Agus Irawan, Ketua KONI Kabupaten Serang, menjelaskan bahwa LPJ merupakan hal yang sangat penting dalam pelaksanaan program, baik untuk Cabor maupun internal KONI.
“LPJ itu sesuatu yang penting sekali, hal melaksanakan program-program laporan yang ada di Cabor ataupun di KONI itu sendiri,” ungkapnya.
Agus menekankan bahwa KONI Kabupaten Serang tidak hanya ingin sukses dalam pelaksanaan program-programnya, tetapi juga dalam pelaporan yang akurat.

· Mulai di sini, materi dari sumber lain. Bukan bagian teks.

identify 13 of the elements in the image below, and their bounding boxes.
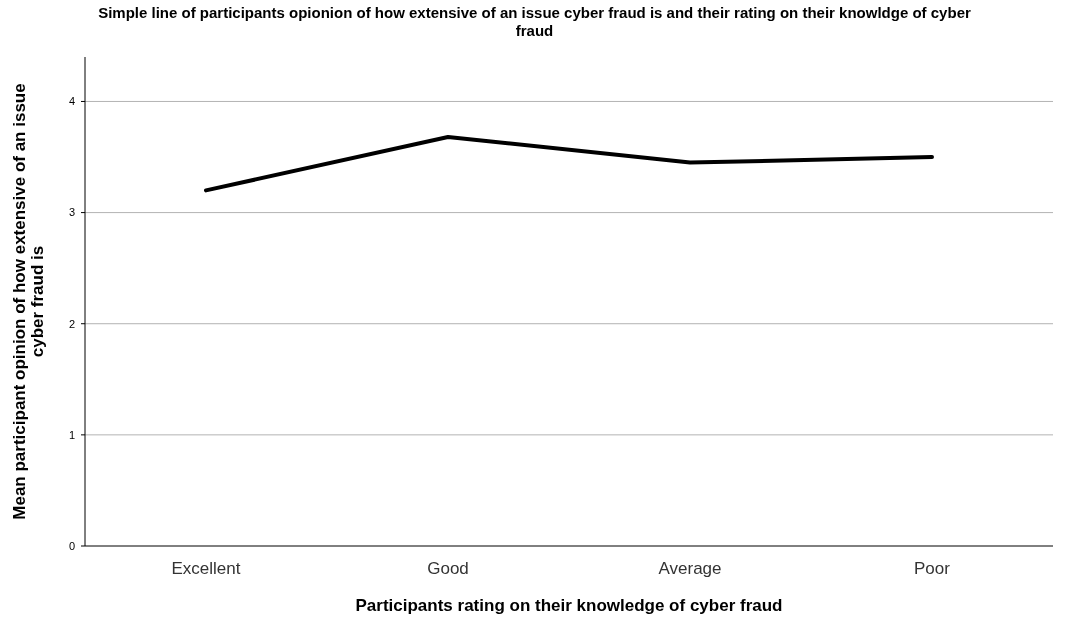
chart-title: Simple line of participants opionion of how extensive of an issue cyber fraud is and their rating on their knowldge of cyber fraud	[98, 4, 971, 39]
x-tick-label: Good	[427, 559, 469, 578]
line-series	[204, 135, 934, 193]
x-tick-label: Excellent	[171, 559, 241, 578]
y-tick-label: 3	[68, 206, 75, 219]
y-tick-label: 4	[68, 95, 75, 108]
y-tick-label: 0	[68, 539, 75, 552]
x-axis-title: Participants rating on their knowledge of cyber fraud	[355, 596, 783, 615]
x-tick-label: Poor	[914, 559, 951, 578]
y-tick-label: 2	[68, 317, 75, 330]
x-tick-label: Average	[658, 559, 722, 578]
y-axis-title: Mean participant opinion of how extensive of an issue cyber fraud is	[10, 83, 47, 520]
y-tick-label: 1	[68, 428, 75, 441]
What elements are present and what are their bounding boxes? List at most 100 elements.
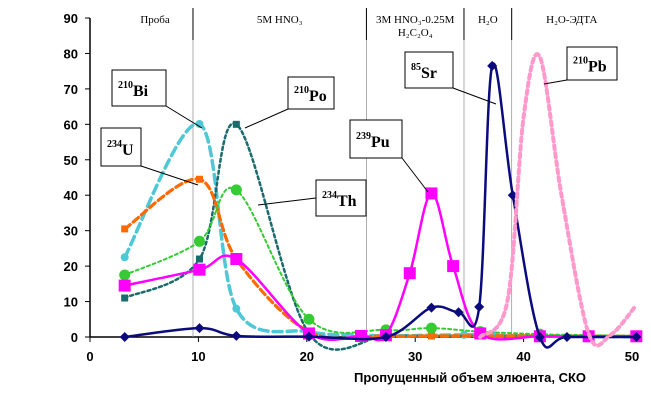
data-point bbox=[631, 332, 642, 342]
data-point bbox=[230, 184, 242, 196]
stage-label-line2: H₂C₂O₄ bbox=[398, 27, 433, 39]
data-point bbox=[403, 267, 416, 280]
data-point bbox=[232, 304, 241, 313]
isotope-mass: 239 bbox=[356, 131, 371, 142]
x-tick-label: 10 bbox=[191, 349, 205, 364]
data-point bbox=[303, 313, 315, 325]
data-point bbox=[193, 235, 205, 247]
isotope-label-th: 234Th bbox=[315, 179, 367, 217]
y-tick-label: 20 bbox=[64, 259, 78, 274]
isotope-label-box bbox=[100, 127, 142, 167]
data-point bbox=[303, 331, 314, 342]
data-point bbox=[426, 302, 437, 313]
stage-label: H₂O-ЭДТА bbox=[546, 14, 597, 26]
label-leader bbox=[165, 105, 203, 129]
isotope-label-text: 210Bi bbox=[118, 80, 149, 100]
label-leader bbox=[257, 197, 317, 206]
isotope-element: Bi bbox=[133, 83, 149, 100]
isotope-label-po: 210Po bbox=[287, 76, 335, 110]
isotope-label-sr: 85Sr bbox=[404, 51, 454, 89]
series-line bbox=[478, 52, 639, 348]
data-point bbox=[121, 294, 129, 302]
label-leader bbox=[140, 165, 199, 186]
x-tick-label: 20 bbox=[300, 349, 314, 364]
data-point bbox=[195, 175, 203, 183]
stage-label: 5M HNO₃ bbox=[257, 14, 303, 26]
data-point bbox=[425, 322, 437, 334]
series-line bbox=[123, 62, 638, 349]
stage-label: Проба bbox=[140, 14, 170, 26]
isotope-label-box bbox=[566, 46, 618, 81]
isotope-label-text: 85Sr bbox=[411, 62, 437, 82]
data-point bbox=[121, 225, 129, 233]
isotope-label-bi: 210Bi bbox=[111, 69, 167, 107]
y-tick-label: 10 bbox=[64, 295, 78, 310]
series-pb bbox=[478, 52, 639, 348]
stage-label: 3M HNO₃-0.25M bbox=[376, 14, 455, 26]
y-tick-label: 70 bbox=[64, 82, 78, 97]
label-leader bbox=[244, 108, 289, 129]
isotope-mass: 85 bbox=[411, 62, 421, 73]
isotope-mass: 210 bbox=[573, 56, 588, 67]
data-point bbox=[380, 332, 391, 342]
axis-ticks: 0 10 20 30 40 50 60 70 80 90 0 10 20 30 40 50 bbox=[64, 11, 640, 364]
y-tick-label: 40 bbox=[64, 188, 78, 203]
isotope-label-text: 239Pu bbox=[356, 131, 390, 151]
isotope-mass: 210 bbox=[294, 85, 309, 96]
isotope-label-box bbox=[315, 179, 367, 217]
x-tick-label: 50 bbox=[625, 349, 639, 364]
isotope-mass: 234 bbox=[107, 139, 122, 150]
data-point bbox=[195, 119, 204, 128]
data-point bbox=[487, 60, 498, 71]
isotope-label-pb: 210Pb bbox=[566, 46, 618, 81]
plot-frame bbox=[89, 18, 632, 338]
data-point bbox=[534, 332, 545, 342]
isotope-element: Pu bbox=[371, 134, 390, 151]
isotope-label-text: 210Pb bbox=[573, 56, 607, 76]
data-point bbox=[193, 263, 206, 276]
isotope-label-pu: 239Pu bbox=[349, 119, 403, 159]
data-point bbox=[195, 255, 203, 263]
isotope-label-text: 234U bbox=[107, 139, 134, 159]
data-point bbox=[474, 301, 485, 312]
data-point bbox=[120, 253, 129, 262]
y-tick-label: 50 bbox=[64, 153, 78, 168]
isotope-mass: 210 bbox=[118, 80, 133, 91]
isotope-label-box bbox=[349, 119, 403, 159]
y-tick-label: 60 bbox=[64, 117, 78, 132]
label-leader bbox=[543, 79, 568, 85]
data-point bbox=[119, 332, 130, 342]
isotope-element: Th bbox=[337, 193, 357, 210]
y-tick-label: 30 bbox=[64, 224, 78, 239]
isotope-mass: 234 bbox=[322, 190, 337, 201]
y-tick-label: 90 bbox=[64, 11, 78, 26]
label-leader bbox=[452, 87, 497, 105]
stage-label: H₂O bbox=[478, 14, 498, 26]
x-tick-label: 0 bbox=[86, 349, 93, 364]
y-tick-label: 0 bbox=[71, 330, 78, 345]
data-point bbox=[447, 260, 460, 273]
data-point bbox=[425, 187, 438, 200]
isotope-label-u: 234U bbox=[100, 127, 142, 167]
isotope-label-text: 234Th bbox=[322, 190, 357, 210]
isotope-label-box bbox=[404, 51, 454, 89]
isotope-label-box bbox=[287, 76, 335, 110]
series-group bbox=[118, 52, 643, 351]
y-tick-label: 80 bbox=[64, 46, 78, 61]
data-point bbox=[231, 330, 242, 341]
data-point bbox=[230, 253, 243, 266]
isotope-element: Sr bbox=[421, 65, 437, 82]
data-point bbox=[453, 307, 464, 318]
isotope-label-box bbox=[111, 69, 167, 107]
isotope-label-text: 210Po bbox=[294, 85, 327, 105]
x-tick-label: 40 bbox=[516, 349, 530, 364]
data-point bbox=[194, 323, 205, 334]
data-point bbox=[561, 332, 572, 342]
x-tick-label: 30 bbox=[408, 349, 422, 364]
data-point bbox=[427, 332, 435, 340]
data-point bbox=[118, 279, 131, 292]
label-leader bbox=[401, 157, 429, 193]
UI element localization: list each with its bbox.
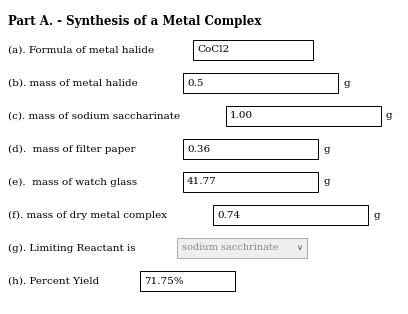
Text: (g). Limiting Reactant is: (g). Limiting Reactant is bbox=[8, 243, 135, 252]
Text: 0.74: 0.74 bbox=[217, 210, 240, 219]
Text: (f). mass of dry metal complex: (f). mass of dry metal complex bbox=[8, 210, 167, 219]
Text: (c). mass of sodium saccharinate: (c). mass of sodium saccharinate bbox=[8, 111, 180, 121]
Text: g: g bbox=[323, 144, 330, 154]
Text: Part A. - Synthesis of a Metal Complex: Part A. - Synthesis of a Metal Complex bbox=[8, 15, 262, 28]
Text: 1.00: 1.00 bbox=[230, 111, 253, 121]
Text: 0.5: 0.5 bbox=[187, 78, 204, 88]
Text: 0.36: 0.36 bbox=[187, 144, 210, 154]
Bar bbox=[213, 205, 368, 225]
Text: (a). Formula of metal halide: (a). Formula of metal halide bbox=[8, 46, 154, 55]
Text: (b). mass of metal halide: (b). mass of metal halide bbox=[8, 78, 138, 88]
Bar bbox=[183, 139, 318, 159]
Text: (e).  mass of watch glass: (e). mass of watch glass bbox=[8, 177, 137, 187]
Bar bbox=[183, 73, 338, 93]
Text: CoCl2: CoCl2 bbox=[197, 46, 229, 55]
Text: g: g bbox=[323, 177, 330, 187]
Text: 71.75%: 71.75% bbox=[144, 277, 184, 285]
Bar bbox=[140, 271, 235, 291]
Text: ∨: ∨ bbox=[297, 243, 303, 252]
Bar bbox=[183, 172, 318, 192]
Text: 41.77: 41.77 bbox=[187, 177, 217, 187]
Bar bbox=[226, 106, 381, 126]
Text: sodium sacchrinate: sodium sacchrinate bbox=[182, 243, 279, 252]
Text: (h). Percent Yield: (h). Percent Yield bbox=[8, 277, 99, 285]
Text: g: g bbox=[343, 78, 350, 88]
Bar bbox=[177, 238, 307, 258]
Text: g: g bbox=[373, 210, 379, 219]
Text: (d).  mass of filter paper: (d). mass of filter paper bbox=[8, 144, 135, 154]
Text: g: g bbox=[386, 111, 392, 121]
Bar bbox=[193, 40, 313, 60]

“Kita, KONI Kabupaten Serang, sukses di perencanaan, sukses di pelaksanaan, sukses juga di pelaporan,” tambahnya.
Selain itu, ia juga memberikan penekanan, khususnya kepada Cabor dalam pelaksanaan LPJ agar laporan yang disusun sesuai dengan kegiatan yang dilaksanakan di lapangan. Hal ini dilakukan untuk mencegah adanya ketidaksesuaian antara kegiatan dan laporan.
“Penekanannya terutama di Cabor. Kita harus sesuai dengan kegiatan yang kita laksanakan. Jangan dilaksanakan di lapangan berbeda dengan laporan. Contohnya, di lapangan kita melaksanakan perlombaan sepak bola, tapi dalam laporan malah tertulis catur,” tangkasnya.
Bimtek ini bertujuan untuk mengingatkan kembali dan meningkatkan wawasan serta pemahaman pengurus Cabor dalam menyusun laporan yang benar dan akurat. Untuk itu, KONI menghadirkan berbagai instansi terkait sebagai pemateri, di antaranya Bappeda, Inspektorat, dan Kejaksaan Negeri (Kejari).
“Adanya Bapeda, Inspektorat dan Kejari itu Untuk memberi wawasan, kepada cabor dan kita juga Koni , jangan sampe kita salah dalam melaksanakan kegiatan, ataupun pelaporan, kita tidak mau ada hal2 yg tidak di inginkan,” jelasnya.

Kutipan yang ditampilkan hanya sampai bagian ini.